JR Richards and the Chuck Alvarez Band perform on the flight deck
The crew of the Nimitz-class aircraft carrier USS John C. Stennis had been working for almost two months straight without a day off when the commanders decided to give the crew a full-scale party on July 4, 2006. The Chuck Alvarez Band featuring JR Richards of the band Dishwalla got the call, along with comedians Dave Mishevitz, Gary Brightwell, John Bizzare and Blake Clark, all part of the Comics on Duty tour.
Steve McNeil, president of Mac West Group in Long Beach, Calif., also got the call, and his job was to provide the sound system for the show. “They told me I could bring 2,000 pounds of gear because they were also flying in watermelons and supplies for the big party. And we had to be completely self-sufficient. There was no Radio Shack to run to once we were out there.”

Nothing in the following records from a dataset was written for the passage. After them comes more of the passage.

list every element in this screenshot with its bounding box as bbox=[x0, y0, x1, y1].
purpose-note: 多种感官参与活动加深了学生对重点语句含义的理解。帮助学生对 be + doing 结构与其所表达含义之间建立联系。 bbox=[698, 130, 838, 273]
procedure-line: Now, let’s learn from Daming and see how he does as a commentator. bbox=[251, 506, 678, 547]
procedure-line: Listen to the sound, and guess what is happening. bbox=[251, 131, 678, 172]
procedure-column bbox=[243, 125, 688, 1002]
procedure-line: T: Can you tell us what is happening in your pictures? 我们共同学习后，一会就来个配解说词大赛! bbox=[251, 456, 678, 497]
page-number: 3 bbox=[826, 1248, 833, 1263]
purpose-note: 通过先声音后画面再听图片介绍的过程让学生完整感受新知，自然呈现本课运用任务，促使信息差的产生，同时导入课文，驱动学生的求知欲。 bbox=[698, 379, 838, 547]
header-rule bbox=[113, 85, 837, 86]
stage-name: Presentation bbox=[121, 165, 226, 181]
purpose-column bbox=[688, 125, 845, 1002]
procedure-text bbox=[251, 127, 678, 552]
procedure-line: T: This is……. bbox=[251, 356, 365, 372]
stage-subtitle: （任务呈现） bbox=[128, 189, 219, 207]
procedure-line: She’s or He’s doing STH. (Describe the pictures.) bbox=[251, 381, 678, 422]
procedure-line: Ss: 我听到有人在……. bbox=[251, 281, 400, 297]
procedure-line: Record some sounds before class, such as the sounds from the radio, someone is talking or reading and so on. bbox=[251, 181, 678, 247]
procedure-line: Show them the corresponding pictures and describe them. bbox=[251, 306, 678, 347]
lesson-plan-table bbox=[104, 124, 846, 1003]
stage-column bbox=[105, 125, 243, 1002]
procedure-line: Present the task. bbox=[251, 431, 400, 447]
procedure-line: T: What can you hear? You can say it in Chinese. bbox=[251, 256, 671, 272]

McNeil packed his Sabine 2.4GHz Smart Spectrum wireless systems and Graphi-Q2 multifunction processors as key elements in the sound reinforcement package.
Once the gear was packed, the band and crew settled in for the short ride to the ship. “Coming in for that landing was amazing,” McNeil remembers. “All the gear was packed into a turbo-prop COD (Carrier Onboard Delivery) plane and we came in at 170 miles per hour.
Sabine Wireless receiver at front of house, with ship’s number
“We were about 100 miles off the Pacific coast of Mexico and we were there for three days,” he continues. “We had a tour of almost the entire ship; the crew was incredibly accommodating. We even saw the War Room. The Stennis has a crew of over 5,600, including the air wing. They were a big help in our setup. They constructed a stage for the show and helped place all the gear.” The stage was placed on the almost 5-acre deck, right in front of the main superstructure of the ship.
Sabine’s 2.4 GHz Wireless Systems were used for lead vocals, the comedians and the announcers. “The Sabine Wireless performed flawlessly; no need to adjust a thing. The stage was right below their main radar array, and we had trouble with all our wired connections due to leakage from that high-powered radar signal. But the Sabine Wireless was never affected; it worked great.
“We used several Graphi-Q2 units with built-in FBX Feedback Exterminator for system processing. In fact, JR Richards had a problem with his UHF in-ear monitors, but was able to pull them out since the wedges sounded great. It only took me five minutes to ring out three mixes. I also used the Graphi-Q2 on the house because the Commanding Officer did not want to address the troops from the stage but from in front of the speakers! Not a problem; in fact, the Graphi-Q2 fixed some of the issues with the bounce coming from the steel backdrop of the ‘74’ [referring to the official number of the Stennis: CVN-74].
“The day after the show, we packed the COD for the trip back, and the takeoff was quite an experience. There was even a moment of weightlessness as we rocketed off the deck,” recalls McNeil.